= Treva Spontaine and The Graphic =

Indie band

Treva Spontaine and The Graphic, later The Graphic was a Greensboro, North Carolina indie band popular in colleges of the southeast USA during the 1980s. In 1984 Don Dixon produced the 6-track album People In Glass for Treva Spontaine and The Graphic.
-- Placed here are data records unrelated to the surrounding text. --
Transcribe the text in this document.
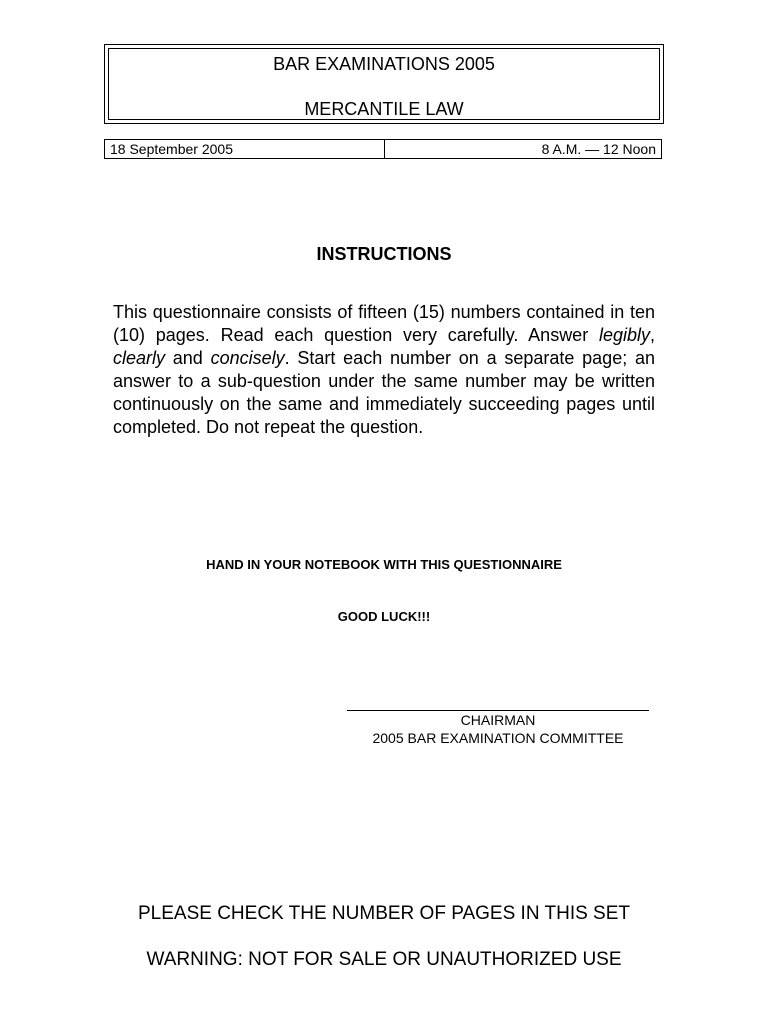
BAR EXAMINATIONS 2005
MERCANTILE LAW
18 September 2005	8 A.M. — 12 Noon
INSTRUCTIONS

This questionnaire consists of fifteen (15) numbers contained in ten (10) pages. Read each question very carefully. Answer legibly, clearly and concisely. Start each number on a separate page; an answer to a sub-question under the same number may be written continuously on the same and immediately succeeding pages until completed. Do not repeat the question.

HAND IN YOUR NOTEBOOK WITH THIS QUESTIONNAIRE
GOOD LUCK!!!
CHAIRMAN
2005 BAR EXAMINATION COMMITTEE
PLEASE CHECK THE NUMBER OF PAGES IN THIS SET
WARNING: NOT FOR SALE OR UNAUTHORIZED USE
People In Glass was reissued in 1985 in Denmark as Way of the World.

==Discography==

===People In Glass===
1. "Way of the World" – 3:58 (Brad Newell)
2. "Magical Equation" – 3:30 (Newell)
3. "It's My Dance" – 3:55 (Newell)
4. "It's Lonely Out Here" – 4:15 (Newell)
5. "Entrer Dans L'Amour" – 4:35 (Newell)
6. "I Dream Alone" – 2:22 (Tréva Spontaine)

Credits:
- Drums: Jim Hoyle
- Bass/Vocals: Dwight Mabe
- Guitars/Keyboards/Vocals: Brad Newell
- Vocals/Guitars: Treva Spontaine
- Produced and Recorded by Don Dixon at Reflection Sound Studios, Charlotte, NC
- Additional percussion: Gary Collins
- Sax: Dixonics
- Mastered by Greg Calbi at Sterling Sound, NYC
- Blended by Don Dixon
- Band photo: Laura Levine
- Cover design: Bob Murray
- Thanks to: Wayne Jerrigan, Steve Haigler, Anne Echerd, Susan Needham, R. Tim Embry

The track "Magical Equation" earned air play on regional campus radio. The track "Entrer Dans L'Amour" is unusual for a North Carolina band since it is in French. Treva Spontaine previously played in two Chapel Hill Bands, Treva and Graham Forge.